This allows the import to work on systems without GNU coreutils
installed (e.g. macOS, where only BSD cp is available by default).
For BSD specifically, the `-T` flag is missing in `cp`.
The previous escaping method of wrapping the arguments with double
quotes would eventually fail in some cases, since Linux allows pretty
much any character for a filename.
Using a different quoting character, like the single quote would have
brought you back to the exact same issue. As soon as any part of the
path contained your escape quote character, the code would break.
The code would use `shlex`, a parser for Linux shells. However, this
wasn't working since even that wouldn't know where your argument began
and ended, since it wasn't escaped properly. Meaning, a string like:
`diff -r /home/test/.config/Code - OSS/t"t't.test mytestfile.test`
Would then break any of the quoting solutions. And shlex, since it
wouldn't know where arguments start and end, it would think an
argument ends at `home/test/.config/Code`, since the spaces haven't
been escaped.
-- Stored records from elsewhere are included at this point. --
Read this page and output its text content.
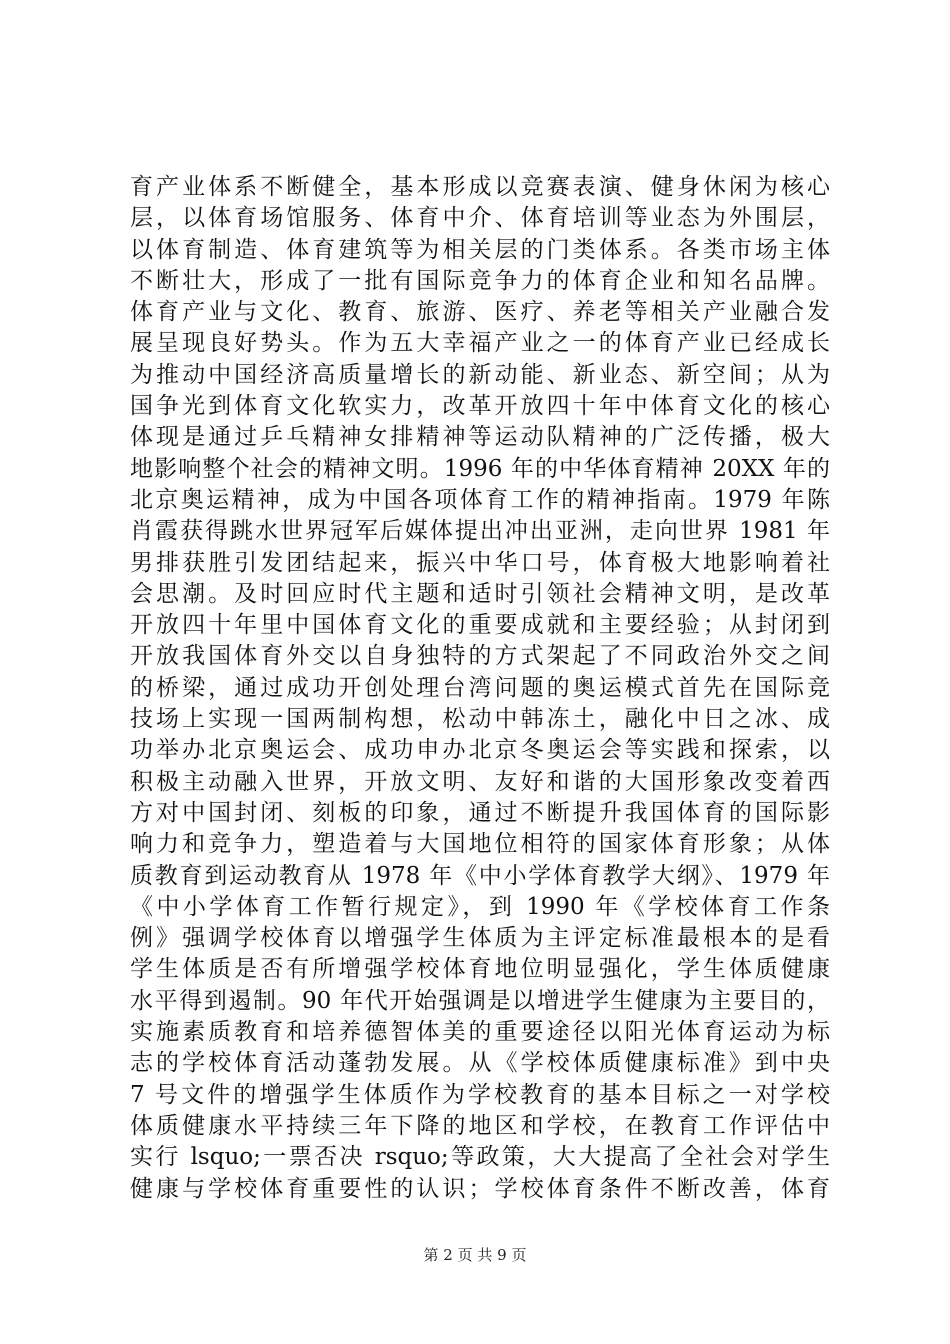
育产业体系不断健全，基本形成以竞赛表演、健身休闲为核心
层，以体育场馆服务、体育中介、体育培训等业态为外围层，
以体育制造、体育建筑等为相关层的门类体系。各类市场主体
不断壮大，形成了一批有国际竞争力的体育企业和知名品牌。
体育产业与文化、教育、旅游、医疗、养老等相关产业融合发
展呈现良好势头。作为五大幸福产业之一的体育产业已经成长
为推动中国经济高质量增长的新动能、新业态、新空间；从为
国争光到体育文化软实力，改革开放四十年中体育文化的核心
体现是通过乒乓精神女排精神等运动队精神的广泛传播，极大
地影响整个社会的精神文明。1996 年的中华体育精神 20XX 年的
北京奥运精神，成为中国各项体育工作的精神指南。1979 年陈
肖霞获得跳水世界冠军后媒体提出冲出亚洲，走向世界 1981 年
男排获胜引发团结起来，振兴中华口号，体育极大地影响着社
会思潮。及时回应时代主题和适时引领社会精神文明，是改革
开放四十年里中国体育文化的重要成就和主要经验；从封闭到
开放我国体育外交以自身独特的方式架起了不同政治外交之间
的桥梁，通过成功开创处理台湾问题的奥运模式首先在国际竞
技场上实现一国两制构想，松动中韩冻土，融化中日之冰、成
功举办北京奥运会、成功申办北京冬奥运会等实践和探索，以
积极主动融入世界，开放文明、友好和谐的大国形象改变着西
方对中国封闭、刻板的印象，通过不断提升我国体育的国际影
响力和竞争力，塑造着与大国地位相符的国家体育形象；从体
质教育到运动教育从 1978 年《中小学体育教学大纲》、1979 年
《中小学体育工作暂行规定》，到 1990 年《学校体育工作条
例》强调学校体育以增强学生体质为主评定标准最根本的是看
学生体质是否有所增强学校体育地位明显强化，学生体质健康
水平得到遏制。90 年代开始强调是以增进学生健康为主要目的，
实施素质教育和培养德智体美的重要途径以阳光体育运动为标
志的学校体育活动蓬勃发展。从《学校体质健康标准》到中央
7 号文件的增强学生体质作为学校教育的基本目标之一对学校
体质健康水平持续三年下降的地区和学校，在教育工作评估中
实行 lsquo;一票否决 rsquo;等政策，大大提高了全社会对学生
健康与学校体育重要性的认识；学校体育条件不断改善，体育
第 2 页 共 9 页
But escaping the spaces with quote characters is not a
good idea since any parts of the path with those quote arguments would
then again break shlex and it wouldn't be able to tell when your
argument starts and ends.
The solution for that is to, before we replace our diff template
string with the given files arguments, we can just split it by
whitespace, and manually replace the `{0}` and `{1}` placeholders.
This allows us to keep the separation with a Python list. What does
this mean? That when you then call `subprocess.Popen` with this list,
`subprocess` knows where all your arguments start and end, even if
they themselves are not properly escaped. But since it's all split in
a list, `subprocess` has a concept of what is a single argument and
would apply the needed escaping to each individual argument.